Durante o período de aceleração da transformação digital da economia global, as moedas digitais tornaram-se um novo foco de competição entre grandes potências. Recentemente, o governo Trump lançou uma série de políticas inovadoras de criptomoedas, com o objetivo de transformar os Estados Unidos no “centro global de criptomoedas” e, assim, prolongar e fortalecer a hegemonia do dólar na era das finanças digitais.
Esta estratégia envolve não apenas regulação financeira e inovação tecnológica, mas também implica uma intenção de remodelar a estrutura de poder internacional. A seguir, analisamos esta estratégia sob os ângulos da motivação estratégica, medidas políticas, desafios enfrentados e perspetivas futuras.
I. Motivação Estratégica: Manutenção da Hegemonia e Resposta a Pressões Internas e Externas
O impulso do governo Trump para uma estratégia de criptomoedas tem múltiplas motivações, incluindo considerações económicas e financeiras, bem como ambições estratégicas profundas.
1. Aliviar a pressão da dívida e reforçar a atratividade dos ativos em dólares
● A dívida federal dos EUA já ultrapassou 36 trilhões de dólares, com a dívida representando mais de 120% do PIB. Ao mesmo tempo, os principais países credores continuam a reduzir suas participações em títulos do Tesouro dos EUA, colocando em dúvida a base de confiança do dólar. Ao incorporar bitcoin e outras criptomoedas nas reservas estratégicas nacionais, os EUA tentam usar este “ouro digital” para compensar o risco de desvalorização do dólar, atrair o retorno do capital global e reforçar a confiança do mercado nos ativos em dólares.
2. Assumir a liderança nas finanças digitais e consolidar a vantagem industrial
● A competição global por moedas digitais está a tornar-se cada vez mais intensa, com a China, a União Europeia e outras grandes economias a promoverem moedas digitais de banco central (CBDC) para aumentar a sua autonomia financeira. Os EUA optam por usar criptomoedas de mercado e privadas como ponto de entrada, estimulando a inovação em blockchain através de uma regulação flexível, promovendo a concentração de capital e tecnologia no setor cripto, e mantendo a liderança na infraestrutura financeira digital e na definição de padrões.
3. Atender a grupos de interesse e à política eleitoral
● A família Trump e seus apoiadores têm investimentos significativos no setor de criptomoedas. O próprio Trump possui cerca de 25 milhões de dólares em ativos de criptomoedas e lançou tokens relacionados em seu nome.
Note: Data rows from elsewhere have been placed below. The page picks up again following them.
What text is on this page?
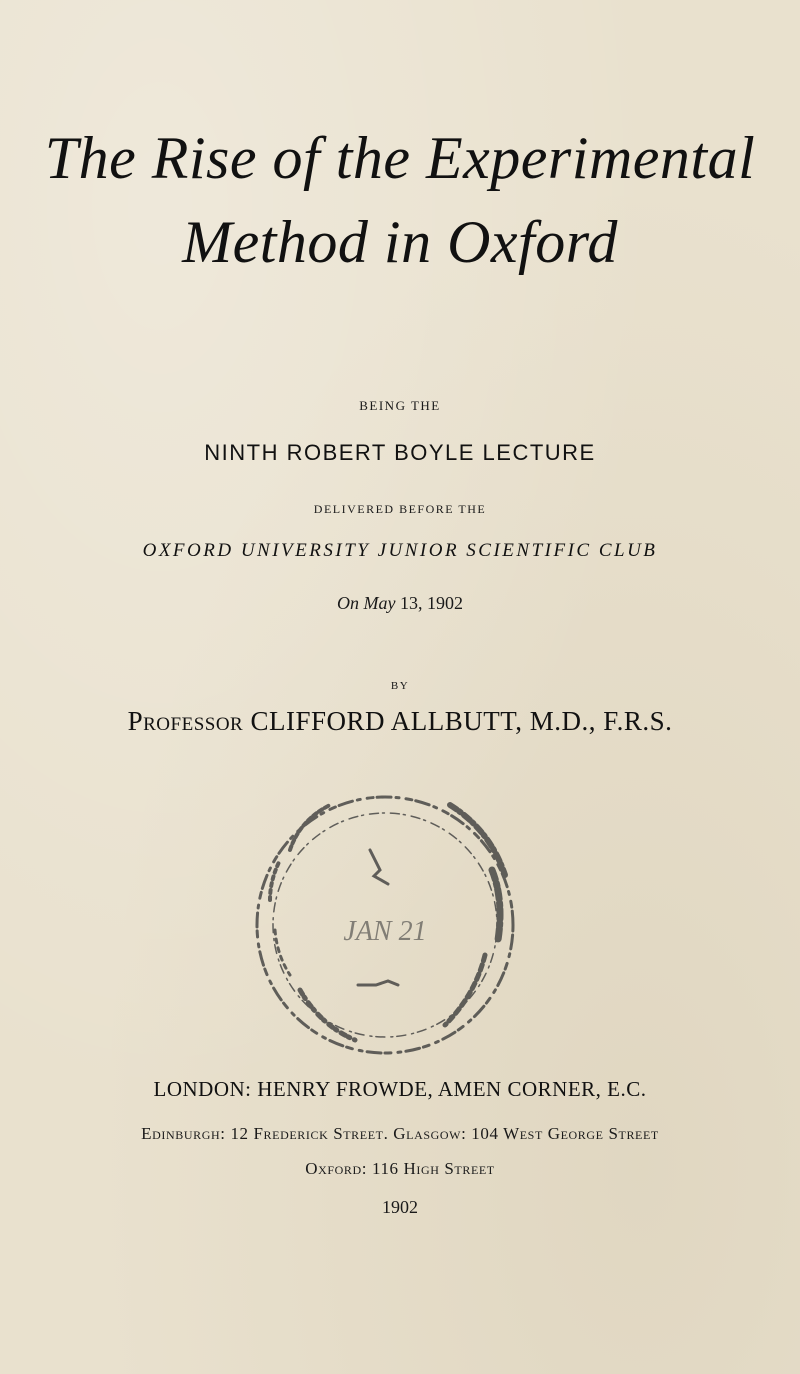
The Rise of the Experimental
Method in Oxford
BEING THE
NINTH ROBERT BOYLE LECTURE
DELIVERED BEFORE THE
OXFORD UNIVERSITY JUNIOR SCIENTIFIC CLUB
On May 13, 1902
BY
Professor CLIFFORD ALLBUTT, M.D., F.R.S.
JAN 21
LONDON: HENRY FROWDE, AMEN CORNER, E.C.
Edinburgh: 12 Frederick Street. Glasgow: 104 West George Street
Oxford: 116 High Street
1902
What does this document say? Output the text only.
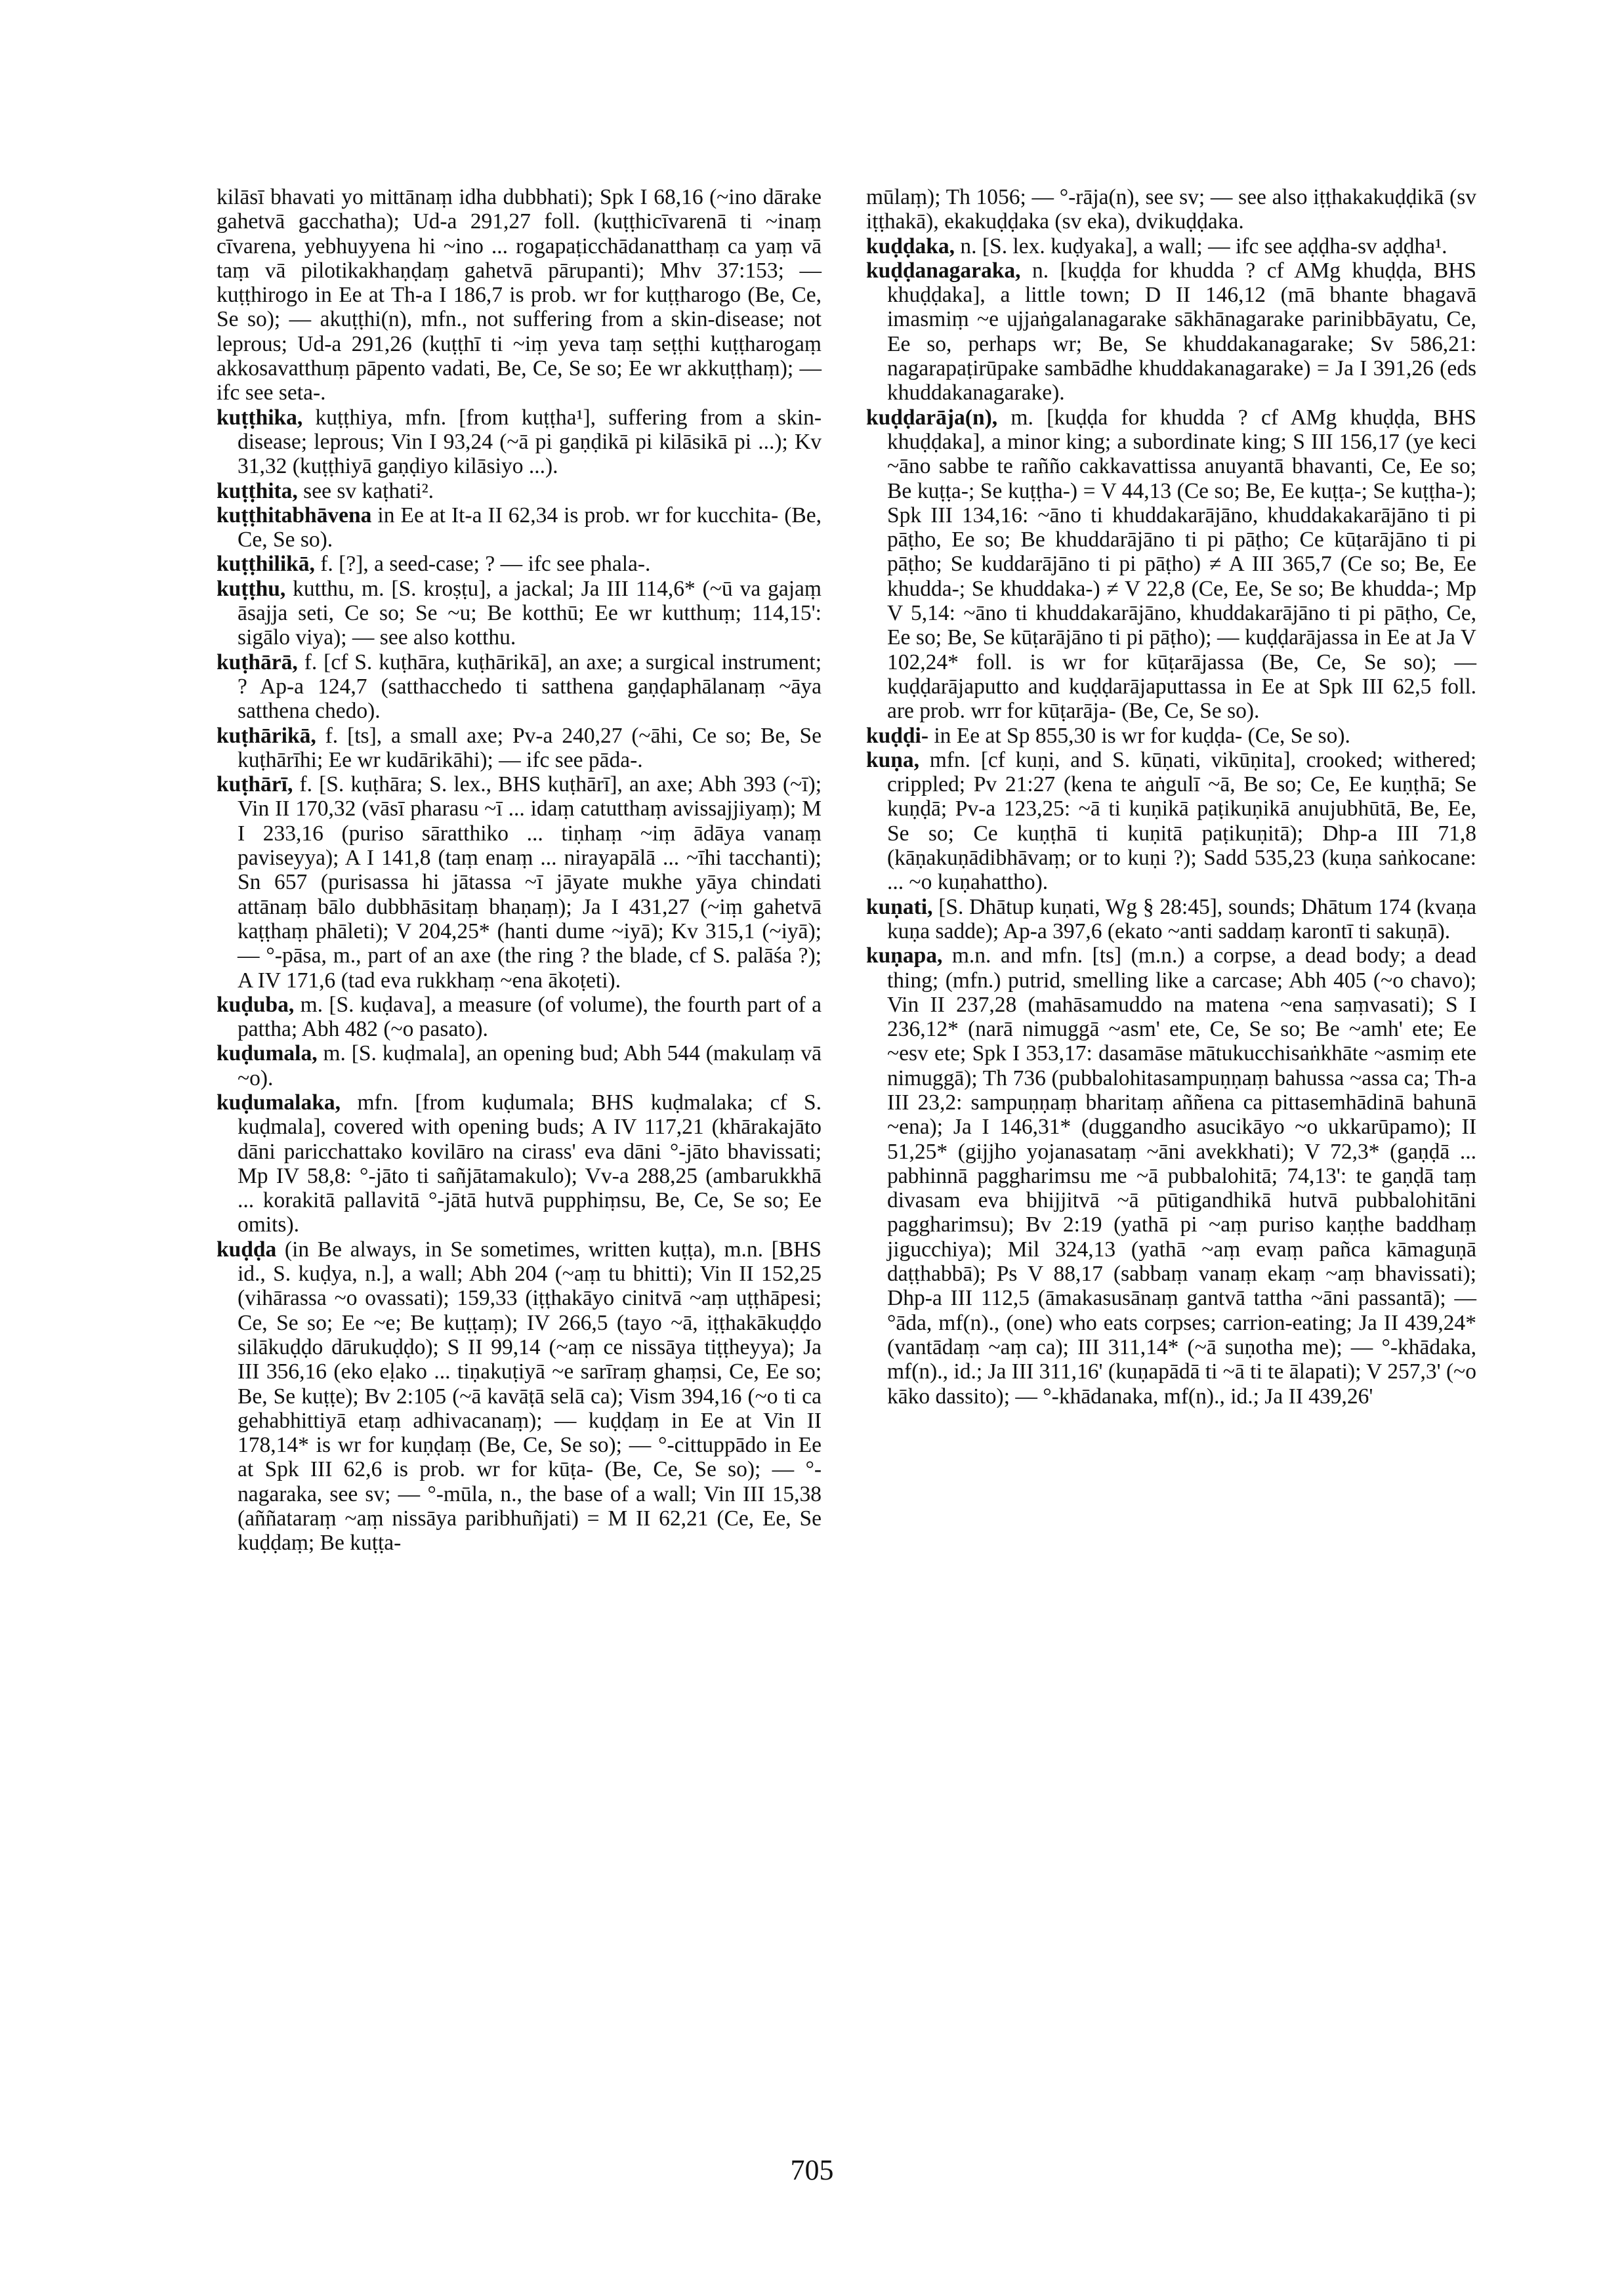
kilāsī bhavati yo mittānaṃ idha dubbhati); Spk I 68,16 (~ino dārake gahetvā gacchatha); Ud-a 291,27 foll. (kuṭṭhicīvarenā ti ~inaṃ cīvarena, yebhuyyena hi ~ino ... rogapaṭicchādanatthaṃ ca yaṃ vā taṃ vā pilotikakhaṇḍaṃ gahetvā pārupanti); Mhv 37:153; — kuṭṭhirogo in Ee at Th-a I 186,7 is prob. wr for kuṭṭharogo (Be, Ce, Se so); — akuṭṭhi(n), mfn., not suffering from a skin-disease; not leprous; Ud-a 291,26 (kuṭṭhī ti ~iṃ yeva taṃ seṭṭhi kuṭṭharogaṃ akkosavatthuṃ pāpento vadati, Be, Ce, Se so; Ee wr akkuṭṭhaṃ); — ifc see seta-.

kuṭṭhika, kuṭṭhiya, mfn. [from kuṭṭha¹], suffering from a skin-disease; leprous; Vin I 93,24 (~ā pi gaṇḍikā pi kilāsikā pi ...); Kv 31,32 (kuṭṭhiyā gaṇḍiyo kilāsiyo ...).

kuṭṭhita, see sv kaṭhati².

kuṭṭhitabhāvena in Ee at It-a II 62,34 is prob. wr for kucchita- (Be, Ce, Se so).

kuṭṭhilikā, f. [?], a seed-case; ? — ifc see phala-.

kuṭṭhu, kutthu, m. [S. kroṣṭu], a jackal; Ja III 114,6* (~ū va gajaṃ āsajja seti, Ce so; Se ~u; Be kotthū; Ee wr kutthuṃ; 114,15': sigālo viya); — see also kotthu.

kuṭhārā, f. [cf S. kuṭhāra, kuṭhārikā], an axe; a surgical instrument; ? Ap-a 124,7 (satthacchedo ti satthena gaṇḍaphālanaṃ ~āya satthena chedo).

kuṭhārikā, f. [ts], a small axe; Pv-a 240,27 (~āhi, Ce so; Be, Se kuṭhārīhi; Ee wr kudārikāhi); — ifc see pāda-.

kuṭhārī, f. [S. kuṭhāra; S. lex., BHS kuṭhārī], an axe; Abh 393 (~ī); Vin II 170,32 (vāsī pharasu ~ī ... idaṃ catutthaṃ avissajjiyaṃ); M I 233,16 (puriso sāratthiko ... tiṇhaṃ ~iṃ ādāya vanaṃ paviseyya); A I 141,8 (taṃ enaṃ ... nirayapālā ... ~īhi tacchanti); Sn 657 (purisassa hi jātassa ~ī jāyate mukhe yāya chindati attānaṃ bālo dubbhāsitaṃ bhaṇaṃ); Ja I 431,27 (~iṃ gahetvā kaṭṭhaṃ phāleti); V 204,25* (hanti dume ~iyā); Kv 315,1 (~iyā); — °-pāsa, m., part of an axe (the ring ? the blade, cf S. palāśa ?); A IV 171,6 (tad eva rukkhaṃ ~ena ākoṭeti).

kuḍuba, m. [S. kuḍava], a measure (of volume), the fourth part of a pattha; Abh 482 (~o pasato).

kuḍumala, m. [S. kuḍmala], an opening bud; Abh 544 (makulaṃ vā ~o).

kuḍumalaka, mfn. [from kuḍumala; BHS kuḍmalaka; cf S. kuḍmala], covered with opening buds; A IV 117,21 (khārakajāto dāni paricchattako kovilāro na cirass' eva dāni °-jāto bhavissati; Mp IV 58,8: °-jāto ti sañjātamakulo); Vv-a 288,25 (ambarukkhā ... korakitā pallavitā °-jātā hutvā pupphiṃsu, Be, Ce, Se so; Ee omits).

kuḍḍa (in Be always, in Se sometimes, written kuṭṭa), m.n. [BHS id., S. kuḍya, n.], a wall; Abh 204 (~aṃ tu bhitti); Vin II 152,25 (vihārassa ~o ovassati); 159,33 (iṭṭhakāyo cinitvā ~aṃ uṭṭhāpesi; Ce, Se so; Ee ~e; Be kuṭṭaṃ); IV 266,5 (tayo ~ā, iṭṭhakākuḍḍo silākuḍḍo dārukuḍḍo); S II 99,14 (~aṃ ce nissāya tiṭṭheyya); Ja III 356,16 (eko eḷako ... tiṇakuṭiyā ~e sarīraṃ ghaṃsi, Ce, Ee so; Be, Se kuṭṭe); Bv 2:105 (~ā kavāṭā selā ca); Vism 394,16 (~o ti ca gehabhittiyā etaṃ adhivacanaṃ); — kuḍḍaṃ in Ee at Vin II 178,14* is wr for kuṇḍaṃ (Be, Ce, Se so); — °-cittuppādo in Ee at Spk III 62,6 is prob. wr for kūṭa- (Be, Ce, Se so); — °-nagaraka, see sv; — °-mūla, n., the base of a wall; Vin III 15,38 (aññataraṃ ~aṃ nissāya paribhuñjati) = M II 62,21 (Ce, Ee, Se kuḍḍaṃ; Be kuṭṭa-

mūlaṃ); Th 1056; — °-rāja(n), see sv; — see also iṭṭhakakuḍḍikā (sv iṭṭhakā), ekakuḍḍaka (sv eka), dvikuḍḍaka.

kuḍḍaka, n. [S. lex. kuḍyaka], a wall; — ifc see aḍḍha-sv aḍḍha¹.

kuḍḍanagaraka, n. [kuḍḍa for khudda ? cf AMg khuḍḍa, BHS khuḍḍaka], a little town; D II 146,12 (mā bhante bhagavā imasmiṃ ~e ujjaṅgalanagarake sākhānagarake parinibbāyatu, Ce, Ee so, perhaps wr; Be, Se khuddakanagarake; Sv 586,21: nagarapaṭirūpake sambādhe khuddakanagarake) = Ja I 391,26 (eds khuddakanagarake).

kuḍḍarāja(n), m. [kuḍḍa for khudda ? cf AMg khuḍḍa, BHS khuḍḍaka], a minor king; a subordinate king; S III 156,17 (ye keci ~āno sabbe te rañño cakkavattissa anuyantā bhavanti, Ce, Ee so; Be kuṭṭa-; Se kuṭṭha-) = V 44,13 (Ce so; Be, Ee kuṭṭa-; Se kuṭṭha-); Spk III 134,16: ~āno ti khuddakarājāno, khuddakakarājāno ti pi pāṭho, Ee so; Be khuddarājāno ti pi pāṭho; Ce kūṭarājāno ti pi pāṭho; Se kuddarājāno ti pi pāṭho) ≠ A III 365,7 (Ce so; Be, Ee khudda-; Se khuddaka-) ≠ V 22,8 (Ce, Ee, Se so; Be khudda-; Mp V 5,14: ~āno ti khuddakarājāno, khuddakarājāno ti pi pāṭho, Ce, Ee so; Be, Se kūṭarājāno ti pi pāṭho); — kuḍḍarājassa in Ee at Ja V 102,24* foll. is wr for kūṭarājassa (Be, Ce, Se so); — kuḍḍarājaputto and kuḍḍarājaputtassa in Ee at Spk III 62,5 foll. are prob. wrr for kūṭarāja- (Be, Ce, Se so).

kuḍḍi- in Ee at Sp 855,30 is wr for kuḍḍa- (Ce, Se so).

kuṇa, mfn. [cf kuṇi, and S. kūṇati, vikūṇita], crooked; withered; crippled; Pv 21:27 (kena te aṅgulī ~ā, Be so; Ce, Ee kuṇṭhā; Se kuṇḍā; Pv-a 123,25: ~ā ti kuṇikā paṭikuṇikā anujubhūtā, Be, Ee, Se so; Ce kuṇṭhā ti kuṇitā paṭikuṇitā); Dhp-a III 71,8 (kāṇakuṇādibhāvaṃ; or to kuṇi ?); Sadd 535,23 (kuṇa saṅkocane: ... ~o kuṇahattho).

kuṇati, [S. Dhātup kuṇati, Wg § 28:45], sounds; Dhātum 174 (kvaṇa kuṇa sadde); Ap-a 397,6 (ekato ~anti saddaṃ karontī ti sakuṇā).

kuṇapa, m.n. and mfn. [ts] (m.n.) a corpse, a dead body; a dead thing; (mfn.) putrid, smelling like a carcase; Abh 405 (~o chavo); Vin II 237,28 (mahāsamuddo na matena ~ena saṃvasati); S I 236,12* (narā nimuggā ~asm' ete, Ce, Se so; Be ~amh' ete; Ee ~esv ete; Spk I 353,17: dasamāse mātukucchisaṅkhāte ~asmiṃ ete nimuggā); Th 736 (pubbalohitasampuṇṇaṃ bahussa ~assa ca; Th-a III 23,2: sampuṇṇaṃ bharitaṃ aññena ca pittasemhādinā bahunā ~ena); Ja I 146,31* (duggandho asucikāyo ~o ukkarūpamo); II 51,25* (gijjho yojanasataṃ ~āni avekkhati); V 72,3* (gaṇḍā ... pabhinnā paggharimsu me ~ā pubbalohitā; 74,13': te gaṇḍā taṃ divasam eva bhijjitvā ~ā pūtigandhikā hutvā pubbalohitāni paggharimsu); Bv 2:19 (yathā pi ~aṃ puriso kaṇṭhe baddhaṃ jigucchiya); Mil 324,13 (yathā ~aṃ evaṃ pañca kāmaguṇā daṭṭhabbā); Ps V 88,17 (sabbaṃ vanaṃ ekaṃ ~aṃ bhavissati); Dhp-a III 112,5 (āmakasusānaṃ gantvā tattha ~āni passantā); — °āda, mf(n)., (one) who eats corpses; carrion-eating; Ja II 439,24* (vantādaṃ ~aṃ ca); III 311,14* (~ā suṇotha me); — °-khādaka, mf(n)., id.; Ja III 311,16' (kuṇapādā ti ~ā ti te ālapati); V 257,3' (~o kāko dassito); — °-khādanaka, mf(n)., id.; Ja II 439,26'

705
Na eleição de 2024, a indústria cripto doou mais de 200 milhões de dólares em contribuições políticas para Trump. O relaxamento regulatório e o avanço legislativo também respondem, em certa medida, às demandas desses grupos de interesse.
4. Responder à tendência de “desdolarização” e remodelar a rede de pagamentos
● Países emergentes estão a acelerar a “desdolarização” dos pagamentos transfronteiriços, com as moedas digitais a desempenhar um papel importante. Os EUA utilizam stablecoins lastreadas em dólar (como USDC) para construir um novo circuito de pagamentos: utilizadores estrangeiros compram stablecoins, os emissores devem manter reservas equivalentes em dólares ou títulos do Tesouro, reforçando assim a penetração do dólar nas transações globais. Na prática, isto estende a hegemonia do dólar à rede blockchain.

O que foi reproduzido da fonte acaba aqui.